И бросовое растение, радовавшее глаз, в бутылке очертаний изысканных – талия и бедра завлекательной женщины – тихо усохло.


Князь Белосельский, современник Екатерины Великой…

…говаривал: "Другие делали худое, а он худо делал хорошее".

Сидели в оркестровой яме музыканты, играли на дневных и вечерних спектаклях.

Громоздился над ними дирижер, попавший в яму по знакомству или недоразумению, что тоже возможно. Усердно махал палочкой, а музыканты играли, на него не глядя, – было незачем.

Возгордился.

Стал покрикивать, множить слова без понимания, чтобы следили за взмахами его руки.

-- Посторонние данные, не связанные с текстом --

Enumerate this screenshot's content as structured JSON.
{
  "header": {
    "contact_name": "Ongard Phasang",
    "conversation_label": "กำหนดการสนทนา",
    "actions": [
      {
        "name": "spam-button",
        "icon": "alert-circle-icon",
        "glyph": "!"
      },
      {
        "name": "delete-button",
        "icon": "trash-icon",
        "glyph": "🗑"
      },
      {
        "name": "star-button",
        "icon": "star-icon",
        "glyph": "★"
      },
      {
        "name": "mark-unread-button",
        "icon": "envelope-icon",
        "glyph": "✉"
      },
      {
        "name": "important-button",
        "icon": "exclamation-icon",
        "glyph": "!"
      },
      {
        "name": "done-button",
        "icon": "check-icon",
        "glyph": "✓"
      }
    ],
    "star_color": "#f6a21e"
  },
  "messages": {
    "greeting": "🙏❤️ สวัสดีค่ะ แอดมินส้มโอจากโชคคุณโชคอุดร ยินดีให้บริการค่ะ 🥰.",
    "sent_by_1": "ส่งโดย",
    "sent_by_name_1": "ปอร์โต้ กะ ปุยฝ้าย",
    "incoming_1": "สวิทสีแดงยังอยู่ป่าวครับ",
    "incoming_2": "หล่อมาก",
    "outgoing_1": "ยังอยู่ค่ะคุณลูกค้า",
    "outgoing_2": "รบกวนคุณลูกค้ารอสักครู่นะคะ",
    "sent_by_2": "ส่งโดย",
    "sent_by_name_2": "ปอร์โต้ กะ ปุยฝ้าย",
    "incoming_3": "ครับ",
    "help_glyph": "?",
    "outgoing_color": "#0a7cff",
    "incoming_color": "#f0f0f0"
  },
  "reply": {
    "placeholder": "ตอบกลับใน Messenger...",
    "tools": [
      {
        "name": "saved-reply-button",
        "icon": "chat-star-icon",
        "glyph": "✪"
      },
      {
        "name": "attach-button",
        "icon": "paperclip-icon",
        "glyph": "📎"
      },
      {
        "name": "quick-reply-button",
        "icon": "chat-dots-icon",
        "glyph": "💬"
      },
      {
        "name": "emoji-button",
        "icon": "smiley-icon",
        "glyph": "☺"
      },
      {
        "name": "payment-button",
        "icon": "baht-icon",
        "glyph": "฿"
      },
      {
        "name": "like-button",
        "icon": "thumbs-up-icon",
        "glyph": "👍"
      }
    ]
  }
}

Окружили в антракте, пригрозили:

– Не прекратишь указывать, станем играть, как дирижируешь.

И наступил мир в оркестровой яме.

Но кто высится над нами? Кто машет и машет палочкой, а мы живем, не взглядывая, ибо – отвыкли?

Нет мира в нашей яме, нет и команды "Отбой!", лишь разносится по морям-океанам:

– Спасите наши флотские души!

А сухопутные – что с сухопутными будет?..

Сын заканчивал медицинский факультет.

Молодые врачи произносили клятву Асафа га-рофе, Асафа-врача – еврейский вариант клятвы Гиппократа, где присутствуют такие слова:

"Не разглашайте тайн, доверенных вам;

не обходите стороной бедных и нуждающихся;

не выдавайте зло за добро, а добро за зло;

не идите путем колдунов, пользующихся заклинаниями;

не мстите врагу, если он слаб и болен;

да не будет у вас гордыни, не осквернятся самомнением сердца ваши…"

Побывал на церемонии у сына, выслушал клятву Асафа-врача – тут же возник вопрос, каждому и себе:

– Клятва – отчего только у них? Почему прочие обходятся без этого?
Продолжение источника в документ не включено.